Pesto Genovese come Patrimonio Unesco: gara e raccolta firme a Genova

Si è svolta sabato 17 marzo al palazzo Ducale di Genova la VII edizione del Campionato Mondiale di Pesto Genovese al Mortaio. Il vincitore della gara è stato Emiliano Pescarolo, brianzolo che vive ormai da molti anni a Genova, di professione sommozzatore, ha 39 anni e ha battuto non solo i suoi concittadini, ma anche tantissimi concorrenti provenienti da ogni parte del mondo, ricevendo in premio il pestello d’oro.

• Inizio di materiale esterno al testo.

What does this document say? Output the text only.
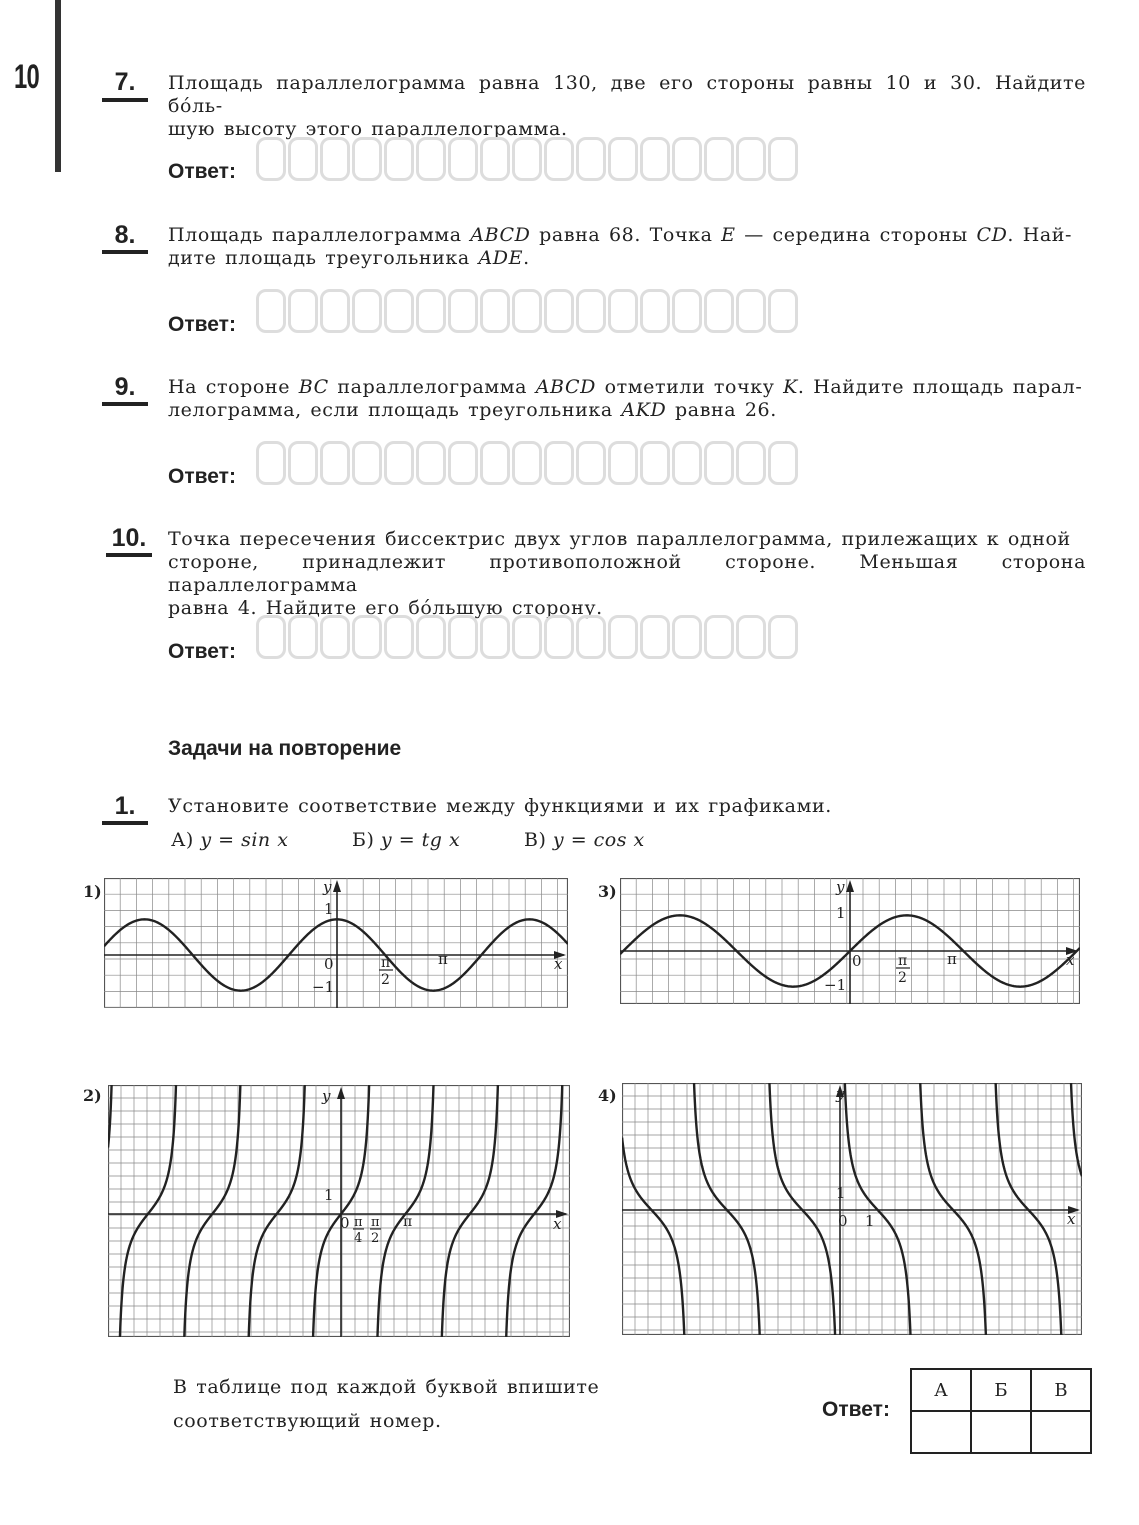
10	7.	Площадь параллелограмма равна 130, две его стороны равны 10 и 30. Найдите бóль-
шую высоту этого параллелограмма.
Ответ:
8.	Площадь параллелограмма ABCD равна 68. Точка E — середина стороны CD. Най-
дите площадь треугольника ADE.
Ответ:
9.	На стороне BC параллелограмма ABCD отметили точку K. Найдите площадь парал-
лелограмма, если площадь треугольника AKD равна 26.
Ответ:
10. Точка пересечения биссектрис двух углов параллелограмма, прилежащих к одной
стороне, принадлежит противоположной стороне. Меньшая сторона параллелограмма
равна 4. Найдите его бóльшую сторону.
Ответ:
Задачи на повторение
1.	Установите соответствие между функциями и их графиками.
А) y = sin x	Б) y = tg x	В) y = cos x
1)	y
x
1
0
−1
π
π
2
3)	y
x
1
0
−1
π
π
2
2)	y
x
1
0 π
4
π
2
π
4)	y
x
1
0 1
В таблице под каждой буквой впишите
соответствующий номер.	Ответ:
А	Б	В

Oltre 350 i bouquet di basilico arrivati a Palazzo Ducale per la sfida: prima la selezione di cento concorrenti, poi 10 finalisti e la proclamazione del vincitore. Ogni anno il Campionato Mondiale di Pesto Genovese al Mortaio vede gareggiare operatori del settore e al fianco di amanti della ricetta ligure.
Un’ampia partecipazione internazionale, a cui hanno partecipato concorrenti di ogni età e interessi da professionisti a studenti, da blogger a gestori di bar e ristoranti, ma anche casalinghe. Trenta i giudici tra chef, degustatori e giornalisti enogastronomici.

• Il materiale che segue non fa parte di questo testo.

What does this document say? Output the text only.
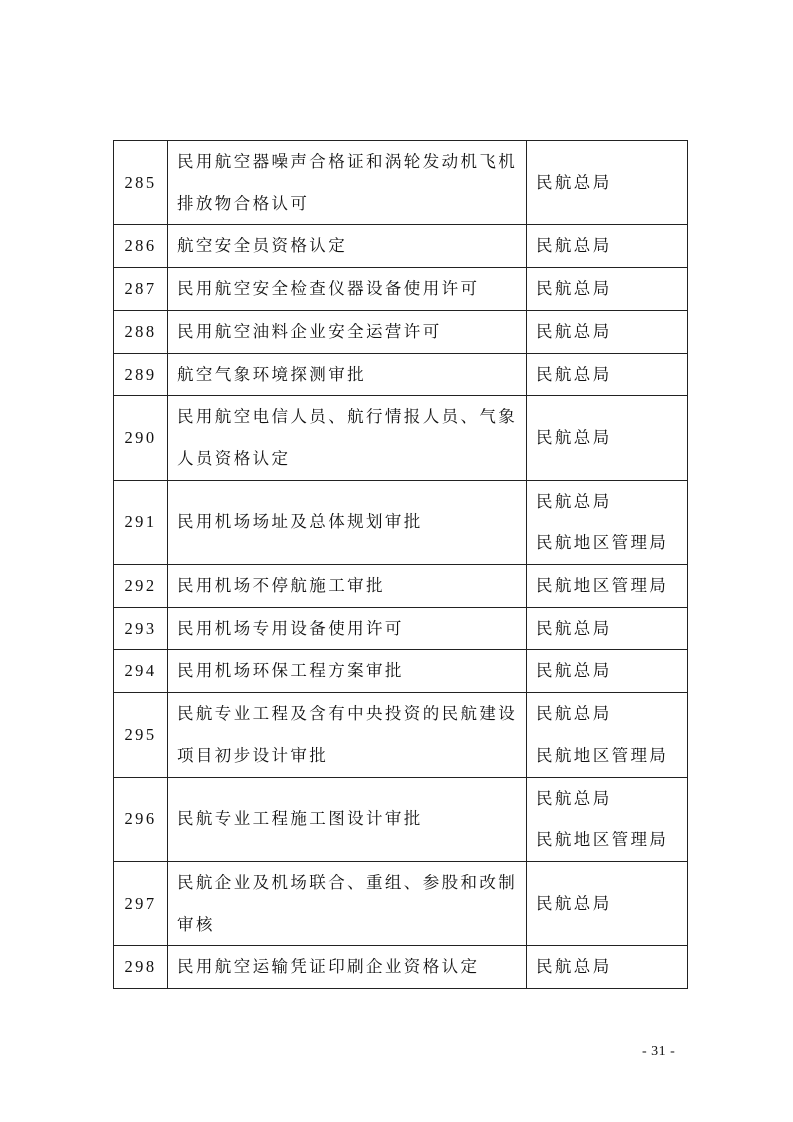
285	民用航空器噪声合格证和涡轮发动机飞机
排放物合格认可	民航总局

286	航空安全员资格认定	民航总局

287	民用航空安全检查仪器设备使用许可	民航总局

288	民用航空油料企业安全运营许可	民航总局

289	航空气象环境探测审批	民航总局

290	民用航空电信人员、航行情报人员、气象
人员资格认定	民航总局

291	民用机场场址及总体规划审批	民航总局
民航地区管理局

292	民用机场不停航施工审批	民航地区管理局

293	民用机场专用设备使用许可	民航总局

294	民用机场环保工程方案审批	民航总局

295	民航专业工程及含有中央投资的民航建设
项目初步设计审批	民航总局
民航地区管理局

296	民航专业工程施工图设计审批	民航总局
民航地区管理局

297	民航企业及机场联合、重组、参股和改制
审核	民航总局

298	民用航空运输凭证印刷企业资格认定	民航总局
- 31 -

La manifestazione è stata uno dei momenti clou della Settimana del pesto, organizzata da Regione Liguria in collaborazione con le Camere di Commercio e i Comuni Liguri, che ha visto anche la realizzazione di cento pestate collettive in altrettante piazze della Liguria.
Un po’ come accaduto per la pizza napoletana non più tardi di qualche mese fa, nell’ambito delle iniziative sono state raccolte migliaia di firme per la candidatura del pesto genovese a Patrimonio dell’Unesco.

La campagna, oltre che attraverso iniziative tangibili, si è svolta sui social moltiplicando le pubblicazioni contraddistinte dall’hashtag #Orgogliopesto e sostenuta da molte personalità del settore, come la famosa cuoca e blogger Sonia Peronaci.

Il pesto è un tradizionale condimento originario della Liguria e con la denominazione “Pesto alla Genovese” è inserito all’interno della lista dei Prodotti agroalimentari tradizionali liguri (PAT), riconosciuti dal Ministero delle Politiche Agricole, Alimentari e Forestali, fra quasi 300 prodotti e ricette del territorio.